Harry's article mentions him being 'at rock bottom' and that's exactly where I was that bright August day, gobsmacked that Harry wanted to talk to me at all, after all we had never met before and although I recognised him, how did he know me? I even assumed he thought I was working as an agent because I didn't initially understand that he was telling me to buy him a horse for ME to train! I even said as much to him, announcing to Harry "you do know I can't train pigs to be dirty at the moment?" To which Harry laughed and said "it ain't about that love, it's about the people - now go find one and let’s have some fun".
I did, and we did. The little horse duly won on the day he was supposed to and any fears I harboured about training for this mega gambler had already melted away. As my father and first husband were both bookies, the latter also liking a bet (but only if things went his way), gambling had bought me nothing but angst and aggravation by the bucket-load and I was initially worried sick that the big fellow would be a thorn in my side - but I could not have been more wrong.
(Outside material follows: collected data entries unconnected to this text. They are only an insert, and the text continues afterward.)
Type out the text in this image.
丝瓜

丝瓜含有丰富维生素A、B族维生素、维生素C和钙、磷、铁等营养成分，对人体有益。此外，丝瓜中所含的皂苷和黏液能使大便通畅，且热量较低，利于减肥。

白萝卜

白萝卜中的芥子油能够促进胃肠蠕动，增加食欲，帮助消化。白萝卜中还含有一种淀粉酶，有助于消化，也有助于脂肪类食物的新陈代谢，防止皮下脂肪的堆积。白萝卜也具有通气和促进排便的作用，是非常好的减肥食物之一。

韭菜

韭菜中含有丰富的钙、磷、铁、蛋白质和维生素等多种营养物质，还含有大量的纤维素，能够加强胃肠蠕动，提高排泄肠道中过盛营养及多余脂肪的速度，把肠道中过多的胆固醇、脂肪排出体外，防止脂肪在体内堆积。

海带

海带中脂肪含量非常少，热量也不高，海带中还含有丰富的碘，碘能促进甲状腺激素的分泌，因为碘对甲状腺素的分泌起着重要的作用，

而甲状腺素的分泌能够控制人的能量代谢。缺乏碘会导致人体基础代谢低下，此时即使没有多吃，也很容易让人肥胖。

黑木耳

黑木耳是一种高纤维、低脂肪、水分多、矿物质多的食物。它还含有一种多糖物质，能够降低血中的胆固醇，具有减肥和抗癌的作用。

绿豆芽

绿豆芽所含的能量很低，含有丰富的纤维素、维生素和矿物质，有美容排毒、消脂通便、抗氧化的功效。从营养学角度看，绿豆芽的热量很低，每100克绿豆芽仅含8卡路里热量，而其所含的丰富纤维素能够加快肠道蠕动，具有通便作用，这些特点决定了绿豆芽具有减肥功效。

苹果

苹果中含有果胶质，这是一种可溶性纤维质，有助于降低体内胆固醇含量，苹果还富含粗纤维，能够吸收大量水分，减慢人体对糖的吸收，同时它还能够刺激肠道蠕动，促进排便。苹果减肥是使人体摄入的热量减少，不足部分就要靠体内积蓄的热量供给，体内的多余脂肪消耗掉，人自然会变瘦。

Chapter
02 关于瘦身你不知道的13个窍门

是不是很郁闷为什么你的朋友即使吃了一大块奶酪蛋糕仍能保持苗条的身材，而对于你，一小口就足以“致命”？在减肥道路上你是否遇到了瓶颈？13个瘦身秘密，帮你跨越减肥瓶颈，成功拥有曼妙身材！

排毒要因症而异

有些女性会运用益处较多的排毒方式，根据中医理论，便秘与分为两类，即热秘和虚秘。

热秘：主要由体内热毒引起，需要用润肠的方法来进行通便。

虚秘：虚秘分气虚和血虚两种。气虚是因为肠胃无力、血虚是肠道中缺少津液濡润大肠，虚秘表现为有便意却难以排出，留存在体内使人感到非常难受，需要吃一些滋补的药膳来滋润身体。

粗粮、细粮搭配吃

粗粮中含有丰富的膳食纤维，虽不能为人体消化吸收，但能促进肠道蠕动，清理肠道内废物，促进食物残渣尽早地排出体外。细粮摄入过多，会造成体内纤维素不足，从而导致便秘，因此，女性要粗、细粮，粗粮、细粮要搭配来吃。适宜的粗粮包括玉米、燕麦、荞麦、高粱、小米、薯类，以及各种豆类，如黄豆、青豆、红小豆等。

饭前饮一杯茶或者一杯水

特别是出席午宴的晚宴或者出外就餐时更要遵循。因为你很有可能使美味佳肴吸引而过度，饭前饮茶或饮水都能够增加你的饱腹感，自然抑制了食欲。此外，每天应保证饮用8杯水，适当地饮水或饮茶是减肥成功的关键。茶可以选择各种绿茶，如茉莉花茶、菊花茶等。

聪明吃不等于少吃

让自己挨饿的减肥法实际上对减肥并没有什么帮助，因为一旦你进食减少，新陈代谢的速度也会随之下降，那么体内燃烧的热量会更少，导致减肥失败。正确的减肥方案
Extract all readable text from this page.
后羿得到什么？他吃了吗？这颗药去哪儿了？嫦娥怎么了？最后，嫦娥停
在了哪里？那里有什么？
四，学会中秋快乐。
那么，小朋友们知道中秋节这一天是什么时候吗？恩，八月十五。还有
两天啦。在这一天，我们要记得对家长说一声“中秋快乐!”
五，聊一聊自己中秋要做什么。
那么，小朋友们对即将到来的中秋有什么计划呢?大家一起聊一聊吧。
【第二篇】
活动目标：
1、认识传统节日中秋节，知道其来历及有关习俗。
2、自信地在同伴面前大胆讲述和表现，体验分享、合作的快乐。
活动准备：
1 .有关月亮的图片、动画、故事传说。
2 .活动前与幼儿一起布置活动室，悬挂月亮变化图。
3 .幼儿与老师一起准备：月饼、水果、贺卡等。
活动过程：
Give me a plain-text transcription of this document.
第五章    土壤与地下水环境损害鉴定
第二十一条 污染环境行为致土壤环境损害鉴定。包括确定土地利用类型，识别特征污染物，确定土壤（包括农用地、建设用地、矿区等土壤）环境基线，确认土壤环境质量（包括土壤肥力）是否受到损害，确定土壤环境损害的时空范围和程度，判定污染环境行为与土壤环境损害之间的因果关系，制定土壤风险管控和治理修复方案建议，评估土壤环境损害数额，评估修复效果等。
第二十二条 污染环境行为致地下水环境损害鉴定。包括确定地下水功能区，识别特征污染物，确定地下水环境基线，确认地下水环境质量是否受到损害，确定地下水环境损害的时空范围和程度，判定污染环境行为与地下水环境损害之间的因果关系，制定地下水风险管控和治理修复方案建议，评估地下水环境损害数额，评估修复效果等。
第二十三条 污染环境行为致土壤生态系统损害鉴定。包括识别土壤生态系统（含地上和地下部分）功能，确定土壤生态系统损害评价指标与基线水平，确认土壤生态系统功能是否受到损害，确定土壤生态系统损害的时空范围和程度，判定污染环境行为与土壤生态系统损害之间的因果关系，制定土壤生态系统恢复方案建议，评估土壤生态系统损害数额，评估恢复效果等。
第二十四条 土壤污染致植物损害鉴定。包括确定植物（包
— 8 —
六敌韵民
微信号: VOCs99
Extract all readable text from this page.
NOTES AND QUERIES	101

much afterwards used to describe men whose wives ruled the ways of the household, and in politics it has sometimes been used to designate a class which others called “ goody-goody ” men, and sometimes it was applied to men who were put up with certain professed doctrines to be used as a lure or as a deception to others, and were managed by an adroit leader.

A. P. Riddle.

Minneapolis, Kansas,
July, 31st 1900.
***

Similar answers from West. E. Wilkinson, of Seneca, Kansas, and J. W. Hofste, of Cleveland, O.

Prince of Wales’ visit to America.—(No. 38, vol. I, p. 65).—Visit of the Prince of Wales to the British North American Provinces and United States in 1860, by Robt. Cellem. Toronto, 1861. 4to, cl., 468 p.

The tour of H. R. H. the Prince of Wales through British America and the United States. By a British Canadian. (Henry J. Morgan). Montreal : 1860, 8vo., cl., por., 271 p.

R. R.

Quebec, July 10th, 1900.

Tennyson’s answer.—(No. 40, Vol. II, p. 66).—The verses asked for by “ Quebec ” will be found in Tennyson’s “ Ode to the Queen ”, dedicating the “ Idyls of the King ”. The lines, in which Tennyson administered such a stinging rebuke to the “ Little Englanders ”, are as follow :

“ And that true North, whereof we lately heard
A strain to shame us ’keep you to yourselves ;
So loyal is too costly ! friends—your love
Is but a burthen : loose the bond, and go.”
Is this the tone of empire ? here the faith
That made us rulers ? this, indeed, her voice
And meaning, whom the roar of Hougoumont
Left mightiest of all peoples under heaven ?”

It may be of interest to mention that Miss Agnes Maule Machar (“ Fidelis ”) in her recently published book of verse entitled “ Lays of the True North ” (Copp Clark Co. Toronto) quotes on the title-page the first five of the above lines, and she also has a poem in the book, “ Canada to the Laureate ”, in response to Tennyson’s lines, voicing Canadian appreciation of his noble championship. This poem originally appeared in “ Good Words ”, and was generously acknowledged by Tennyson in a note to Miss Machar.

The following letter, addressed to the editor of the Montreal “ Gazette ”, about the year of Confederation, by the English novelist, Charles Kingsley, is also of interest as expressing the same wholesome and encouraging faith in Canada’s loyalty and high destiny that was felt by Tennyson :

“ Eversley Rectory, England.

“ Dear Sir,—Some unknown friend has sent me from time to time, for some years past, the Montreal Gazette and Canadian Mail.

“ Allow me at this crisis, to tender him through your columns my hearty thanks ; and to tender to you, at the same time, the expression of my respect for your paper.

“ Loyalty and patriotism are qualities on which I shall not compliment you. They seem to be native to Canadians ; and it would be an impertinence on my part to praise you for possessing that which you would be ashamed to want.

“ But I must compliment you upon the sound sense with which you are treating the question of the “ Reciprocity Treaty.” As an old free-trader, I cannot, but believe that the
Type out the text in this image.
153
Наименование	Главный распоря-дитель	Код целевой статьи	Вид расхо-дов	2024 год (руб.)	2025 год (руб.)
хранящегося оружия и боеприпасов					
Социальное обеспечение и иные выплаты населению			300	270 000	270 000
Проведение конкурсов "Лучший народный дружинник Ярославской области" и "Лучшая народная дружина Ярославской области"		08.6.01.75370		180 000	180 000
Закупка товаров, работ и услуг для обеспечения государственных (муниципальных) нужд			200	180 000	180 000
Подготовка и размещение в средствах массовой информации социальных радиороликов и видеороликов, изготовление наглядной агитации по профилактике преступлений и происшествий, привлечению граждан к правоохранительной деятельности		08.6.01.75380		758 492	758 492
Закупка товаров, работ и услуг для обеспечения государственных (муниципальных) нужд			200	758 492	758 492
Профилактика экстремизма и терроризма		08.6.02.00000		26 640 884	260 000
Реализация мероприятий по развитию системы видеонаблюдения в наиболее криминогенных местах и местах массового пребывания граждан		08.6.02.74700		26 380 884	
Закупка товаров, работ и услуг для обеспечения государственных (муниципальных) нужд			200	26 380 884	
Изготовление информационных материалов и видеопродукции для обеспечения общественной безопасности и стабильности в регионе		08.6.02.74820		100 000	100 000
There are so many amusing tales it’s hard to know where to begin but I remember how Harry wagered his biggest ever bet on a horse race on a colt I trained for him only for jockey error to cost him the race by the shortest of short heads. Then there was the time Harry accused me of making him sleep in a "sauna" (he was in the spare bedroom above the kitchen where the aga is situated) before he proceeded to walk around the yard and gallops wearing only his underpants and a tee shirt.
On another occasion six of us went to the Wensleydale Heifer for dinner where Harry fell in love with the menu and ordered two of everything on it before ensuring the entire restaurant was emptied in super-fast time when he started roaring with laughter and swearing like a trooper. It was a great way to make sure we all enjoyed complete privacy, although I don't thing Harry meant to do that!
We have seen Harry at his funniest and most buoyant, and at his lowest ebb too during the time he was being investigated and eventually warned off by the BHA, who have been known to allow 'other owners' to remain in racing for doing the same thing. I am sure if those in charge of today's BHA were in charge back then, Harry would have been treated very differently.
In short, I thought Harry would be tricky to train for but I could not have been more wrong.
I once told him his filly "Zenella" who ran in the famous "Sangster" colours was “above average” but I couldn't be sure she would win on her debut due to a few small issues she had during her preparation. Harry was on a boat in the middle of the Aegean Sea when I called him to say she had "romped in" at massive odds. Many gamblers might be unhappy at missing out but Harry was delighted that she was indeed 'above average'- she went on to win a Listed race after that.
All Harry's horses managed to win for us, one won four races as a two year old and we had a lot of fun. Not once did he cause us any grief or concern, he was - and is a superstar, a true legend and a great owner and it was a privilege to train for him His quitting the sport was a black day for racing because it needs characters like “Arry”.